The screenwriters could have gone the opposite direction with this. Jurassic World makes a bizarre chimera of dinosaur traits, portrays it as a fierce predator to the crowd, but behind the scenes the animal is constantly sick, can barely walk, and sleeps 18 hours a day because its metabolism is not fast enough to support its bulk. That would have been a bold, poignant direction to take the idea.

There could have been a lot more story in this, but they settled for tried-and-true, rampaging dinosaur action. For that, it's pretty good. The final fight at the end is very well-done, bringing multiple species into the battle for a cooperative fight against a common enemy. They really did make these fights unique. It's on par with the original, but since the special effects are not innovative anymore, it doesn't have the same impact.

Of course, Michael Crichton's original message about the danger of science advancing ahead of safety for the sake of profit is lost on screen.
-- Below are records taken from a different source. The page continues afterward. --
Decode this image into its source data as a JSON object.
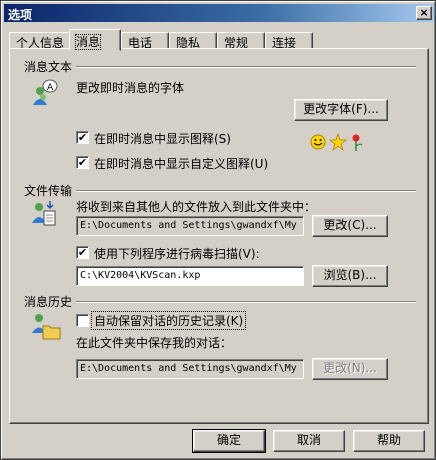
{
  "window": {
    "title": "选项",
    "close_glyph": "×"
  },
  "tabs": [
    {
      "label": "个人信息",
      "active": false
    },
    {
      "label": "消息",
      "active": true
    },
    {
      "label": "电话",
      "active": false
    },
    {
      "label": "隐私",
      "active": false
    },
    {
      "label": "常规",
      "active": false
    },
    {
      "label": "连接",
      "active": false
    }
  ],
  "messages": {
    "section_title": "消息文本",
    "change_font_text": "更改即时消息的字体",
    "change_font_button": "更改字体(F)...",
    "show_emoticons": {
      "label": "在即时消息中显示图释(S)",
      "checked": true
    },
    "show_custom_emoticons": {
      "label": "在即时消息中显示自定义图释(U)",
      "checked": true
    },
    "check_mark": "✔"
  },
  "file_transfer": {
    "section_title": "文件传输",
    "receive_folder_label": "将收到来自其他人的文件放入到此文件夹中：",
    "receive_folder_value": "E:\\Documents and Settings\\gwandxf\\My",
    "change_button": "更改(C)...",
    "virus_scan": {
      "label": "使用下列程序进行病毒扫描(V):",
      "checked": true
    },
    "virus_scan_path": "C:\\KV2004\\KVScan.kxp",
    "browse_button": "浏览(B)..."
  },
  "history": {
    "section_title": "消息历史",
    "auto_save": {
      "label": "自动保留对话的历史记录(K)",
      "checked": false
    },
    "save_folder_label": "在此文件夹中保存我的对话：",
    "save_folder_value": "E:\\Documents and Settings\\gwandxf\\My",
    "change_button": "更改(N)..."
  },
  "dialog_buttons": {
    "ok": "确定",
    "cancel": "取消",
    "help": "帮助"
  },
  "colors": {
    "titlebar_start": "#0a246a",
    "titlebar_end": "#a6caf0",
    "face": "#d4d0c8"
  }
}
The message is more relevant than ever, and it needs to be presented as more than just a monster movie plot.

Most movies these days do everything halfway. They have some good ideas, and they don't develop them enough! This has been a complaint of movies for years: focus on the visuals, not the story. I think we've reached a point where we want the action to mean something. VFX don't stand on their own anymore. They need story to support them.


*

How the hell did those kids get the old Jurassic Park vehicle to work?! At least 30 years to rust and rot--the tires should have been shot by then, plus the fluid systems rusted through. And surely central control would have been able to take remote control of their gyrosphere and prevent them from leaving the perimeter like that.

Wait, um, how close was the T-Rex exhibit? Would they really put it right next door to the visitor's center??

...what was the purpose of putting those raptors in headcages? And how do you get a raptor in one??

And boy, there were a lot of product placements in that movie, and they were distracting. The movie comes so close to making fun of how ridiculous sponsor-naming has become, but of course it only goes halfway because the filmmakers couldn't upset the real sponsors. I totally dare some company to put its name to the next dinosaur that slaughters a few thousand people. Or better yet, let's name some killer dinosaurs after companies who deserve it: Monsantosaurus, BPosaurus, Microsoftodon, Exxonodon, Comcastosaurus, Dowodon. We could have fun with this!